If $$\lim_{x \to 0} \frac{ax - (e^{4x} - 1)}{ax(e^{4x} - 1)}$$ exists and is equal to $$b$$, then the value of $$a - 2b$$ is ______.

We need $$\lim_{x \to 0} \frac{ax - (e^{4x} - 1)}{ax(e^{4x} - 1)}$$ to exist. Using the Taylor expansion $$e^{4x} - 1 = 4x + 8x^2 + \frac{32x^3}{3} + \cdots$$, the numerator becomes $$ax - 4x - 8x^2 - \cdots = (a - 4)x - 8x^2 - \cdots$$.

The denominator is $$ax(4x + 8x^2 + \cdots) = 4ax^2 + 8ax^3 + \cdots$$.

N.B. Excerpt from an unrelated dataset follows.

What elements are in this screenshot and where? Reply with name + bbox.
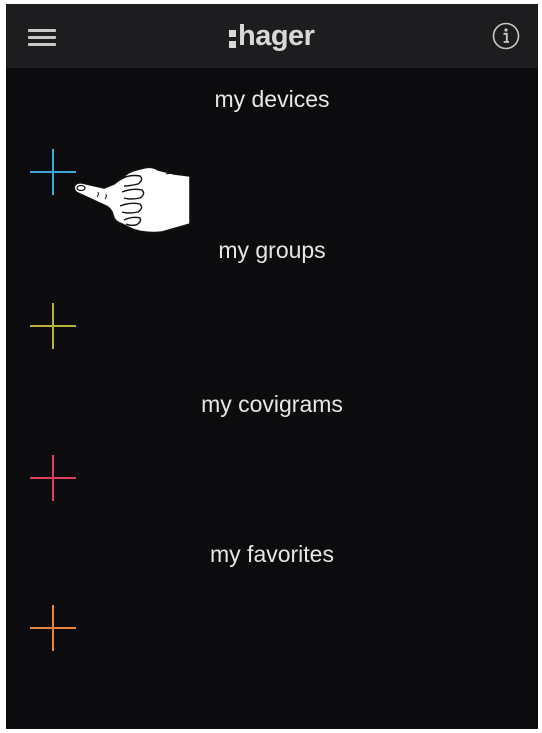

For the limit to exist (and be finite), the numerator must vanish to at least order $$x^2$$, so we need the coefficient of $$x$$ to be zero: $$a - 4 = 0$$, giving $$a = 4$$.

With $$a = 4$$, the numerator becomes $$-8x^2 - \frac{32x^3}{3} - \cdots$$ and the denominator becomes $$16x^2 + 32x^3 + \cdots$$.

Therefore, $$b = \lim_{x \to 0} \frac{-8x^2}{16x^2} = -\frac{1}{2}$$.

The value of $$a - 2b = 4 - 2\left(-\frac{1}{2}\right) = 4 + 1 = 5$$.